1Department of Clinical Neurosciences, University of Calgary.
2Fluid Biotech Inc., Calgary.
J Neurosurg. 2022 Apr 1;137(6):1794-1800. doi: 10.3171/2022.1.JNS212975. Print 2022 Dec 1.
Flow-diverting stents with a resorbable component have significant theoretical benefits over full metal stents, although currently there are none in clinical use. In this study, the authors sought to determine the immediate flow-diversion characteristics of a novel primarily bioresorbable flow-diverting stent.
Bioresorbable stents were deployed into glass tube models to determine porosity and pore density. In vitro flow diversion behavior was evaluated using high frame rate angiography under pulsatile flow conditions in a patient-specific silicone aneurysm model treated with the resorbable stent as well as the Surpass Evolve stent. In vivo flow diversion was characterized by deployment into 20 rabbit saccular aneurysm models, and grading was based on the O'Kelly-Marotta scale and the 4F-flow diversion predictive score.

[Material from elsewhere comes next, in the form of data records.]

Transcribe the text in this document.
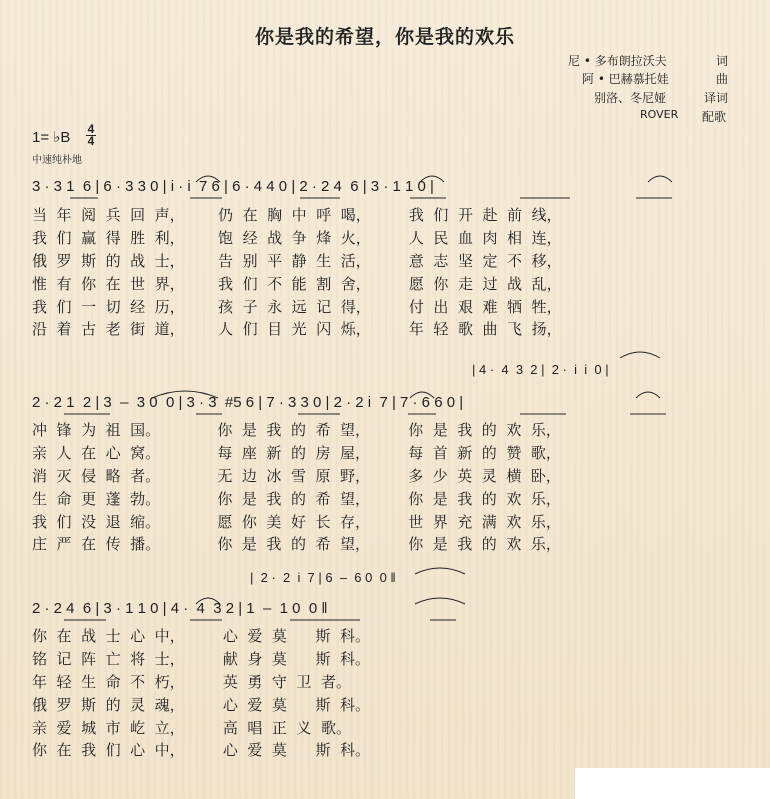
你是我的希望，你是我的欢乐
尼 • 多布朗拉沃夫	词
阿 • 巴赫慕托娃	曲
别洛、冬尼娅	译词
ROVER 配歌
1= ♭B 4
4
中速纯朴地
3 · 3 1  6 | 6 · 3 3 0 | i · i  7 6 | 6 · 4 4 0 | 2 · 2 4  6 | 3 · 1 1 0 |
当  年  阅  兵  回  声，       仍  在  胸  中  呼  喝，        我  们  开  赴  前  线，
我  们  赢  得  胜  利，       饱  经  战  争  烽  火，        人  民  血  肉  相  连，
俄  罗  斯  的  战  士，       告  别  平  静  生  活，        意  志  坚  定  不  移，
惟  有  你  在  世  界，       我  们  不  能  割  舍，        愿  你  走  过  战  乱，
我  们  一  切  经  历，       孩  子  永  远  记  得，        付  出  艰  难  牺  牲，
沿  着  古  老  街  道，       人  们  目  光  闪  烁，        年  轻  歌  曲  飞  扬，
| 4 ·  4  3  2 |  2 ·  i  i  0 |
2 · 2 1  2 | 3  –  3 0  0 | 3 · 3  #5 6 | 7 · 3 3 0 | 2 · 2 i  7 | 7 · 6 6 0 |
冲  锋  为  祖  国。            你  是  我  的  希  望，        你  是  我  的  欢  乐，
亲  人  在  心  窝。            每  座  新  的  房  屋，        每  首  新  的  赞  歌，
消  灭  侵  略  者。            无  边  冰  雪  原  野，        多  少  英  灵  横  卧，
生  命  更  蓬  勃。            你  是  我  的  希  望，        你  是  我  的  欢  乐，
我  们  没  退  缩。            愿  你  美  好  长  存，        世  界  充  满  欢  乐，
庄  严  在  传  播。            你  是  我  的  希  望，        你  是  我  的  欢  乐，
|  2 ·  2  i  7 | 6  –  6 0  0 ‖
2 · 2 4  6 | 3 · 1 1 0 | 4 ·  4  3 2 | 1  –  1 0  0 ‖
你  在  战  士  心  中，        心  爱  莫      斯  科。
铭  记  阵  亡  将  士，        献  身  莫      斯  科。
年  轻  生  命  不  朽，        英  勇  守  卫  者。
俄  罗  斯  的  灵  魂，        心  爱  莫      斯  科。
亲  爱  城  市  屹  立，        高  唱  正  义  歌。
你  在  我  们  心  中，        心  爱  莫      斯  科。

Porosities and pore densities of the bioresorbable stent were in the flow-diverting range for all target vessel diameters. Quantified results of immediate angiography after placement of the bioresorbable stent into a silicone aneurysm model demonstrated greater flow diversion compared to the Evolve stent. Bioresorbable stent placement in saccular aneurysm models resulted in an immediate O'Kelly-Marotta grade of A3 or better and a 4F-flow diversion predictive score of 4 or better in all cases.
The bioresorbable stent has immediate flow-diversion characteristics that are comparable to commercially available metal stents. Longer-term studies are underway to determine the ability of the resorbable fibers to act as a neointimal scaffold and result in long-term aneurysm occlusion.
与全金属支架相比,具有可吸收成分的血流导向支架具有显著的理论优势,尽管目前尚未在临床中使用。在本研究中,作者旨在确定新型主要可吸收血流导向支架的即刻血流分流特性。
将可吸收支架部署到玻璃管模型中,以确定其孔隙率和孔径密度。在脉动流条件下,使用高帧率血管造影术在患者特定的硅酮动脉瘤模型中评估体外血流分流行为,该模型用可吸收支架和 Surpass Evolve 支架进行治疗。在 20 个兔囊状动脉瘤模型中进行体内血流分流,根据 O'Kelly-Marotta 分级和 4F 血流分流预测评分进行分级。
所有目标血管直径的可吸收支架的孔隙率和孔径密度均处于血流分流范围内。将可吸收支架放置在硅酮动脉瘤模型中后的即刻血管造影定量结果表明,与 Evolve 支架相比,血流分流更多。在所有情况下,可吸收支架放置在囊状动脉瘤模型中均立即达到 O'Kelly-Marotta 分级 A3 或更高,4F 血流分流预测评分达到 4 或更高。
可吸收支架具有与市售金属支架相当的即刻血流分流特性。正在进行长期研究,以确定可吸收纤维作为新生内膜支架的能力,并实现长期动脉瘤闭塞。